E aqueles lindos olhos negros que parecem ter mudado de cor, estavam ficando azuis cristalinos, mas foi tão rápido que não pude ter certeza. Agora, mais do que nunca, acredito que ele é tão estranho quanto eu.
Dou uma espiada na direção dele e... Nossa! Está me encarando como se tentasse descobrir algum segredo que estou escondendo. Novamente, percebo seus olhos mudando de cor. Agora, eles permanecem por um tempo um pouco maior desta forma. Ele franze a testa e seus olhos retornam ao normal.
Volto meu olhar para o caderno sentido um frio na espinha. Não sou religiosa. Na verdade, creio que nunca entrei em uma igreja ou templo na minha vida. Mas... meu pai do céu! Me socorre porque acho que estou vendo coisas! Não é possível a cor dos olhos de uma pessoa mudar, assim, do nada.
— Muito bem! O tempo terminou. Agora, vamos começar a prova. – a megera declara, me tirando do meu devaneio.
Mas... espera... não faz nem cinco minutos que ela entrou na sala. Olho para a tela do celular. Nossa! Já se passaram trinta minutos desde que a bruxa entrou. O tempo passou tão rápido que nem percebi.
Guardo meu caderno, estojo, deixo apenas uma caneta, o lápis e a borracha sobre a carteira, conforme as instruções da megera. Ela também manda guardar o celular. Droga! Pensei que poderia fazer algumas contas com ele. Bruxa! Sem dúvida alguma, odeio essa megera que se diz professora.
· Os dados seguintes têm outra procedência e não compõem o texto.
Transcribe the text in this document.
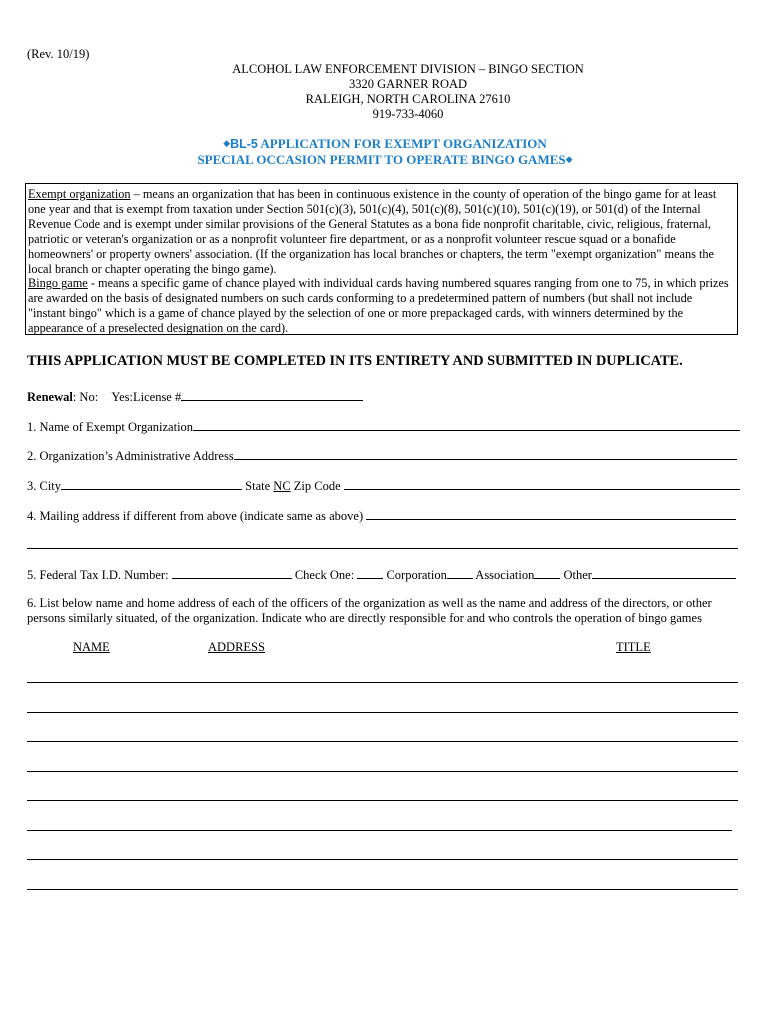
(Rev. 10/19)
ALCOHOL LAW ENFORCEMENT DIVISION – BINGO SECTION
3320 GARNER ROAD
RALEIGH, NORTH CAROLINA 27610
919-733-4060
◆BL-5 APPLICATION FOR EXEMPT ORGANIZATION
SPECIAL OCCASION PERMIT TO OPERATE BINGO GAMES◆
Exempt organization – means an organization that has been in continuous existence in the county of operation of the bingo game for at least one year and that is exempt from taxation under Section 501(c)(3), 501(c)(4), 501(c)(8), 501(c)(10), 501(c)(19), or 501(d) of the Internal Revenue Code and is exempt under similar provisions of the General Statutes as a bona fide nonprofit charitable, civic, religious, fraternal, patriotic or veteran's organization or as a nonprofit volunteer fire department, or as a nonprofit volunteer rescue squad or a bonafide homeowners' or property owners' association. (If the organization has local branches or chapters, the term "exempt organization" means the local branch or chapter operating the bingo game).
Bingo game - means a specific game of chance played with individual cards having numbered squares ranging from one to 75, in which prizes are awarded on the basis of designated numbers on such cards conforming to a predetermined pattern of numbers (but shall not include "instant bingo" which is a game of chance played by the selection of one or more prepackaged cards, with winners determined by the appearance of a preselected designation on the card).
THIS APPLICATION MUST BE COMPLETED IN ITS ENTIRETY AND SUBMITTED IN DUPLICATE.
Renewal: No: Yes:License #
1. Name of Exempt Organization
2. Organization’s Administrative Address
3. City	State NC Zip Code
4. Mailing address if different from above (indicate same as above)
5. Federal Tax I.D. Number:	Check One:  Corporation Association Other
6. List below name and home address of each of the officers of the organization as well as the name and address of the directors, or other persons similarly situated, of the organization. Indicate who are directly responsible for and who controls the operation of bingo games
NAME	ADDRESS	TITLE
Dona Shirley me entrega a folha da avaliação, ao observar as questões dou um longo suspiro. É, sem dúvida, vou levar bomba nessa prova. Realmente, deveria ter engolido meu orgulho e pedido ajuda ao moreno.
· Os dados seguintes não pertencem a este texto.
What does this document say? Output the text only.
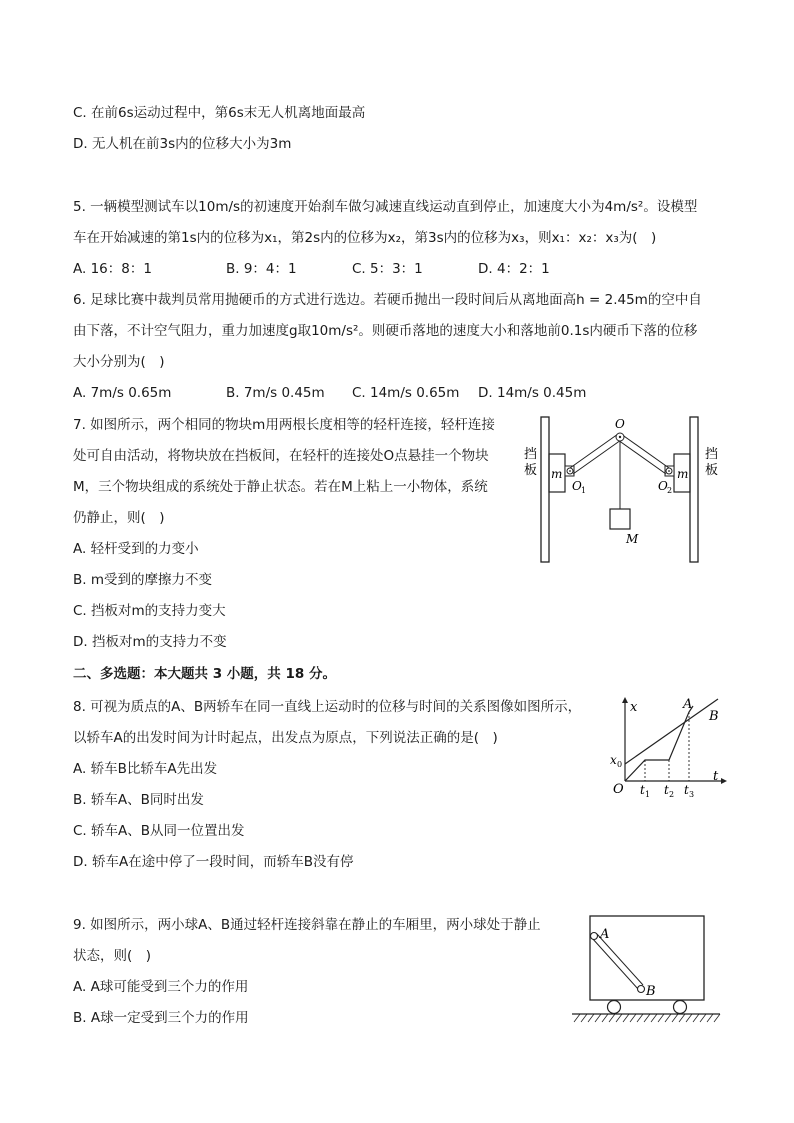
C. 在前6s运动过程中，第6s末无人机离地面最高
D. 无人机在前3s内的位移大小为3m
5. 一辆模型测试车以10m/s的初速度开始刹车做匀减速直线运动直到停止，加速度大小为4m/s²。设模型
车在开始减速的第1s内的位移为x₁，第2s内的位移为x₂，第3s内的位移为x₃，则x₁：x₂：x₃为(　)
A. 16：8：1	B. 9：4：1	C. 5：3：1	D. 4：2：1
6. 足球比赛中裁判员常用抛硬币的方式进行选边。若硬币抛出一段时间后从离地面高h = 2.45m的空中自
由下落，不计空气阻力，重力加速度g取10m/s²。则硬币落地的速度大小和落地前0.1s内硬币下落的位移
大小分别为(　)
A. 7m/s 0.65m	B. 7m/s 0.45m C. 14m/s 0.65m D. 14m/s 0.45m
7. 如图所示，两个相同的物块m用两根长度相等的轻杆连接，轻杆连接
处可自由活动，将物块放在挡板间，在轻杆的连接处O点悬挂一个物块
M，三个物块组成的系统处于静止状态。若在M上粘上一小物体，系统
仍静止，则(　)
A. 轻杆受到的力变小
B. m受到的摩擦力不变
C. 挡板对m的支持力变大
D. 挡板对m的支持力不变
挡
板
挡
板
O
O 1	O 2
m	m
M
二、多选题：本大题共 3 小题，共 18 分。
8. 可视为质点的A、B两轿车在同一直线上运动时的位移与时间的关系图像如图所示，
以轿车A的出发时间为计时起点，出发点为原点，下列说法正确的是(　)
A. 轿车B比轿车A先出发
B. 轿车A、B同时出发
C. 轿车A、B从同一位置出发
D. 轿车A在途中停了一段时间，而轿车B没有停
x
t
O
A
B
x 0
t 1 t 2 t 3
9. 如图所示，两小球A、B通过轻杆连接斜靠在静止的车厢里，两小球处于静止
状态，则(　)
A. A球可能受到三个力的作用
B. A球一定受到三个力的作用
A
B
Júlio... meus pensamentos voltam para o momento em que olhei para ele, lembrando do que aconteceu com seus olhos. Será que imaginei coisas? Meu pai do céu! Não quero ficar louca! Já vi algumas pessoas falando sozinhas pela rua porque suas mentes adoeceram por algum motivo. Não quero que isso aconteça comigo.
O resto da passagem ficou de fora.